Outro nome que merece ser lembrado também é o de Edson Farias, meu antecessor imediato, um carioca que transitou entre a Cardiologia e aAnestesiologia a que dedicou parte de sua vida, voltada para a pesquisa médica, tendo participado de diversos cursos de aprimoramento, congressos, jornadas, palestras, conferências e bancas examinadoras. Seu nome consta da titulação de pesquisas relevantes, alvo de homenagens porinstituições de renome.
Recorro novamente a Manoel de Barros: o que resta de grandezas para nós são os desconheceres. Edson Farias reuniu suas impressões desse caminho (díade?) na sua obra Vida vivida – lembranças de um médico, publicação onde narra a rica aventura de tantas paixões.
Senhoras e senhores,
A humanidade, ao atravessar uma das mais duras provações dos últimos tempos, precisa de homens e mulheres que consigam avançar por Cila e Caribde sem deixar seus restos antes de atracar em Ìtaca. Somos os modernos Prometeus a afagar a escuridão dos homens com o fogo do conhecimento. Estou aqui com o coração prenhe de esperanças para assomar neste agora na tremenda responsabilidade que vós congregais neste lugar.

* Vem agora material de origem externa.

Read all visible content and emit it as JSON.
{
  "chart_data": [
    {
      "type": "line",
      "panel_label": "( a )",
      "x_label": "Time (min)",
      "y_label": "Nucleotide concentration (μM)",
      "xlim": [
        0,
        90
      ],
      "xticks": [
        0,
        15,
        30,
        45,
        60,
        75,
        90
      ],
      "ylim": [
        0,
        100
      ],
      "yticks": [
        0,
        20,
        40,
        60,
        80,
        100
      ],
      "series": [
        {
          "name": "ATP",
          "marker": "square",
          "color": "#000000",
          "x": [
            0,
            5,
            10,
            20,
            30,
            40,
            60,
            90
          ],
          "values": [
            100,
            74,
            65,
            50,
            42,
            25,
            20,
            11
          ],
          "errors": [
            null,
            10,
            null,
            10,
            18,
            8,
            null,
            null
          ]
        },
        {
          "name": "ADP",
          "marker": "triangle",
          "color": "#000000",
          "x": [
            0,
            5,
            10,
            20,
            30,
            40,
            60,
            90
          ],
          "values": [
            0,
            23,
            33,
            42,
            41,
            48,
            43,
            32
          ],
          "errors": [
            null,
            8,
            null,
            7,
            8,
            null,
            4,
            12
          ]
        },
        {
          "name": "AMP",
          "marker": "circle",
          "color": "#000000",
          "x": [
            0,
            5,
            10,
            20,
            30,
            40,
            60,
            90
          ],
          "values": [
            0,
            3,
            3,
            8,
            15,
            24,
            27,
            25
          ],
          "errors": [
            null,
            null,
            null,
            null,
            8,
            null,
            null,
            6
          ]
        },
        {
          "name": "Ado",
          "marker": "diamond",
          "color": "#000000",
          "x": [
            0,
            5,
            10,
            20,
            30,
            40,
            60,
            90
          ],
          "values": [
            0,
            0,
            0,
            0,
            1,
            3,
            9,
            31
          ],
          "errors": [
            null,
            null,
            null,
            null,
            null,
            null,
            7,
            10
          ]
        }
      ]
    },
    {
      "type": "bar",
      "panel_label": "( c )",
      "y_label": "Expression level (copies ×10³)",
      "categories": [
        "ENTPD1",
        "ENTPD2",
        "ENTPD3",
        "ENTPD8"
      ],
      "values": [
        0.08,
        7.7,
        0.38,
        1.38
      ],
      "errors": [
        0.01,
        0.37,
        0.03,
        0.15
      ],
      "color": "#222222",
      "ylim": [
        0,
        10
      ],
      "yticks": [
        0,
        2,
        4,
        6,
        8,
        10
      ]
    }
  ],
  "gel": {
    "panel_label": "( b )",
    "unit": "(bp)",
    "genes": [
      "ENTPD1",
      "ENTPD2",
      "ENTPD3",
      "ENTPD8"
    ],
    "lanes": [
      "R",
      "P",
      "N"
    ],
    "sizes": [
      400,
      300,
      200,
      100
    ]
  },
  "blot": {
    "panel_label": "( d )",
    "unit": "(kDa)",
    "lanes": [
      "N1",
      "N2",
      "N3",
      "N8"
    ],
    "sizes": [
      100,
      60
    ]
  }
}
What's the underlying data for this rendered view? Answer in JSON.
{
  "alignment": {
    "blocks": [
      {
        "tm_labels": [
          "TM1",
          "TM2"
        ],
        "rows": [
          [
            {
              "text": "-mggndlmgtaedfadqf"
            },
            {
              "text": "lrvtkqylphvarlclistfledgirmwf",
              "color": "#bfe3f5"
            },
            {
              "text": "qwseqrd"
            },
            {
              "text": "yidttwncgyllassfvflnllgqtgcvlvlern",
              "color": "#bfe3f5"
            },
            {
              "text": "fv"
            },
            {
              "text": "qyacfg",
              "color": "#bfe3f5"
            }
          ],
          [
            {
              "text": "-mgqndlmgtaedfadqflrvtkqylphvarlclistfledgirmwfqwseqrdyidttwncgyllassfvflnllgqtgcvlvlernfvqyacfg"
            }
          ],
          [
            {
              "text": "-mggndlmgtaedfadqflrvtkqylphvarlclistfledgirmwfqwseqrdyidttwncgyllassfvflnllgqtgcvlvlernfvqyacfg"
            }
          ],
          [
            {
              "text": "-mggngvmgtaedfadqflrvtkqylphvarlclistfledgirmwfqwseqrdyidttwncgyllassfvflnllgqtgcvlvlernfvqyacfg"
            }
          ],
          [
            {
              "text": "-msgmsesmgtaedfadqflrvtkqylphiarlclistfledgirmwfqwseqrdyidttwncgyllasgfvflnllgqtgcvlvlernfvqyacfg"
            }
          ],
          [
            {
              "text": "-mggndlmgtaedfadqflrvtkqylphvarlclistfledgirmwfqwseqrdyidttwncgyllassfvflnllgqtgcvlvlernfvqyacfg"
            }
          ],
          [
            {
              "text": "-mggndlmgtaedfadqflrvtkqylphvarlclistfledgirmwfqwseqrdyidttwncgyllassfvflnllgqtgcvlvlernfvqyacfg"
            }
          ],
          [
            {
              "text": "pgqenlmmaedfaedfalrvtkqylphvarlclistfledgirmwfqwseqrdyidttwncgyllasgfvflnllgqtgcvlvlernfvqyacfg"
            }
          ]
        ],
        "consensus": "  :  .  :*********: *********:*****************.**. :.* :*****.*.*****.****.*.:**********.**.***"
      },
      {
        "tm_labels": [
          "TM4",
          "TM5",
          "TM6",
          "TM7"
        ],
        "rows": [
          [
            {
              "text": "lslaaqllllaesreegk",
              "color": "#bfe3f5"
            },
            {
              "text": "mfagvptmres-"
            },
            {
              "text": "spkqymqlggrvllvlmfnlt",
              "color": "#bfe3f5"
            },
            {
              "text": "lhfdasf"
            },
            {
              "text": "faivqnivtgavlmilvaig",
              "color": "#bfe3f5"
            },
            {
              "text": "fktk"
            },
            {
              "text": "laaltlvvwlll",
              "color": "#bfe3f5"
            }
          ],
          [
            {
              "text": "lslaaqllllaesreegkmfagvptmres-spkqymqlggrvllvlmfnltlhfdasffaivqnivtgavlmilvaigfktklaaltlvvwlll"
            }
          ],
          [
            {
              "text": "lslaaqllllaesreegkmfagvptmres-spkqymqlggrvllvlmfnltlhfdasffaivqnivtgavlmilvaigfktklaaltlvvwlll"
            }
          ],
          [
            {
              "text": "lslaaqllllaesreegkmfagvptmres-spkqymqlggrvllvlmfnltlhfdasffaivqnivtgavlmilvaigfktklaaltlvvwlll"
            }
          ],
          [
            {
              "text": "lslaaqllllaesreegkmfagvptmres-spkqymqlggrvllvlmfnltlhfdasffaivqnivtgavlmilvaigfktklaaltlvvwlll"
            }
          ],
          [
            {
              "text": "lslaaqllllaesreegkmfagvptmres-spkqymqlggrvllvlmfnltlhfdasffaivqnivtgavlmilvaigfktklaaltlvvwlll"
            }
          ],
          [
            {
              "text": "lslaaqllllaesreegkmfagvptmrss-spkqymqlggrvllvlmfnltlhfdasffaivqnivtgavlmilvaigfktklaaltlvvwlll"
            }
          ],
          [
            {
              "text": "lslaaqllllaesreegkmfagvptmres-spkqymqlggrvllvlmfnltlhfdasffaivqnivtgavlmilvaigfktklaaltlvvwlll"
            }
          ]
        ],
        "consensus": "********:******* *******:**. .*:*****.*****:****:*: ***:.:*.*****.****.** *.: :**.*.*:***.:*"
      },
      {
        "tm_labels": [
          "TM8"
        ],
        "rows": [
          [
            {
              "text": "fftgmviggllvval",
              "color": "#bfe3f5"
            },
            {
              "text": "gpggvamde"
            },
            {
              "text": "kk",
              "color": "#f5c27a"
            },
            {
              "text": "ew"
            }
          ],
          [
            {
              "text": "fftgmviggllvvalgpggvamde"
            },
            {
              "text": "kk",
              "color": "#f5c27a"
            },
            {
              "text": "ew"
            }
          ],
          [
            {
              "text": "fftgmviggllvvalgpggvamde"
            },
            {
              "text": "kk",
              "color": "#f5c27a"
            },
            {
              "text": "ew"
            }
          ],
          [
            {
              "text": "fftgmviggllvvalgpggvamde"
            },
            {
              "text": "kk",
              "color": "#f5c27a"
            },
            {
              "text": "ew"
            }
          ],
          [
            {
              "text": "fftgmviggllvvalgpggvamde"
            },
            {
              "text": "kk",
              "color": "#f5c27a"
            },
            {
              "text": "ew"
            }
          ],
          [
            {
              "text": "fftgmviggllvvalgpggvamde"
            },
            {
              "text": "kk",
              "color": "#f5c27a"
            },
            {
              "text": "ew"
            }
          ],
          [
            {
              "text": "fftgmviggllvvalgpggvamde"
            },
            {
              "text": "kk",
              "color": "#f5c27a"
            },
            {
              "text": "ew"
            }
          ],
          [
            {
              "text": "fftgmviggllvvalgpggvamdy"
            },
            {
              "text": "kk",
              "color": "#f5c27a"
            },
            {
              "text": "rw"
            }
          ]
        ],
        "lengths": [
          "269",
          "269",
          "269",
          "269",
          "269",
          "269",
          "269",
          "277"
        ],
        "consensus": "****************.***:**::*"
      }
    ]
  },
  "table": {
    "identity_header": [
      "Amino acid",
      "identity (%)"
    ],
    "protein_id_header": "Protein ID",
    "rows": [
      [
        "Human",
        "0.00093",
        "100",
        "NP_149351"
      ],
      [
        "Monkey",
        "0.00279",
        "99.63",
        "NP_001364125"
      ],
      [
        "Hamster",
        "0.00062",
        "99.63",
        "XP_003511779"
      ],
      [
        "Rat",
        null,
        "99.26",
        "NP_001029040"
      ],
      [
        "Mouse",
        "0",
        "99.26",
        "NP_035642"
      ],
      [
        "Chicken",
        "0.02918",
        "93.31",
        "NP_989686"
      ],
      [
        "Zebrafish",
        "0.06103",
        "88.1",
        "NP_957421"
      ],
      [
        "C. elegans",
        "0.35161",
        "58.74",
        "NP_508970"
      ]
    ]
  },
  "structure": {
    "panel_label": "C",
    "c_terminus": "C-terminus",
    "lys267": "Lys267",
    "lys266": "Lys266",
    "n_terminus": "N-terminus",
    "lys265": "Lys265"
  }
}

Grato a todas e a todos que em mim enxergaram a vocação do discipulado que esta casa bafeja. Espero estar à altura da conjunção de possibilidades fantásticas que este sodalício valoriza, nesta nau de esperança, trazendo um coração venturoso, apaixonado por minha terra, por minha vocação, por meus familiares e amigos. Recebei-me como um dos vossos comensais neste banquete da sabedoria!
Natalino Salgado Filho
Médico Nefrologista, Reitor da UFMA, Titular da Academia Nacional de Medicina, Academia de Letras do MA e da Academia Maranhense de Medicina.